AT THE SUDDEN STILLNESS from the kitchen, Owen put down his pencil and moved to his favorite chair, noticing for the first time that the green and tan plaid fustian was wearing thin on the arms. Moments later, as he’d expected, Annie was sitting on the floor by his feet with her head on his knee. He stroked her bright hair.
“What is it, fy merch fach?” She smiled up at him, then laid her cheek again upon his knee. How long had it been since he’d called her his little girl? She was silent for
a while, then spoke softly.
“Papa, what does it mean to be a wife?”
He continued to stroke her hair as he tried to find a way to answer. He knew what she asked, what she needed to know. Help me, Megan, he implored. Help me to tell her what love is.
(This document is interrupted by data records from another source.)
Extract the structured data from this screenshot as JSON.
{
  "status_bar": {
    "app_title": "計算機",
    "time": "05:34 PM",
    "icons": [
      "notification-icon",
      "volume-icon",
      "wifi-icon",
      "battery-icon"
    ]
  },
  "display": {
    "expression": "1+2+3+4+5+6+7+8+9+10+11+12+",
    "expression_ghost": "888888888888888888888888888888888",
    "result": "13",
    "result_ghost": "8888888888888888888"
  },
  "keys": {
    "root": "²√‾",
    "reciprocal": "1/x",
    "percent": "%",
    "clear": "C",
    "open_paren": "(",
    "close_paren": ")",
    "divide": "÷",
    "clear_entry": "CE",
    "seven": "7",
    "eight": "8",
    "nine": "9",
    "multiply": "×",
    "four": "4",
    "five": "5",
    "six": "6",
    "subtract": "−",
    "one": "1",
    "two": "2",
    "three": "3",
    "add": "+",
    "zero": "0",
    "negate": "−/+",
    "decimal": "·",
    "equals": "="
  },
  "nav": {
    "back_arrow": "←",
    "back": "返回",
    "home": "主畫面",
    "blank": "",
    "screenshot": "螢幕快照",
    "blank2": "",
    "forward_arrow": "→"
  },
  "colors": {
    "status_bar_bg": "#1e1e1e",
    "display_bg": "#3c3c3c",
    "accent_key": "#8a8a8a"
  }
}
“I think, caraid,” he began, “that to every woman it is something different. There are those who marry only because they want children, and those who marry because they simply don’t want to be alone. But I believe marriage should be for love. Your mother and I married for love, and I can tell you what she told me.”
Annie nodded against his knee. She loved to hear about her mother, and remembered only a pale, sweet face and tender hands. “Before we married, before she accepted me, your mother told me that she expected our marriage to be a sharing. Of responsibility. Of happiness and sorrow, pain and joy. She wanted me to understand that we would stand together through everything—that never would either of us be alone.
“She also told me she expected me to be patient with her, and gentle. For you see, she was afraid, as most women are. Because men are physically stronger and can be thoughtless and cruel.
“There’s always pain the first time. It cannot be helped. But a husband has the responsibility to see that his wife has as little pain as possible the first time, and as much pleasure as possible after that.” Owen hesitated but forced himself on again, in honesty to her. “There are some women who never learn to enjoy intimacy, no matter how gentle a man is. And there are men who never make an effort to be gentle. But usually a man and a woman who marry for love find happiness in their bed.”
He waited for her to speak, but she didn't. “Daniel is a gentle man, caraid.” he said.
She looked up at him, her cheeks red, her eyes flashing, her voice as soft as silk. “He’d never hurt me. Never.”
“The first time, caraid. It cannot be helped. You might talk to Evelyn about this.”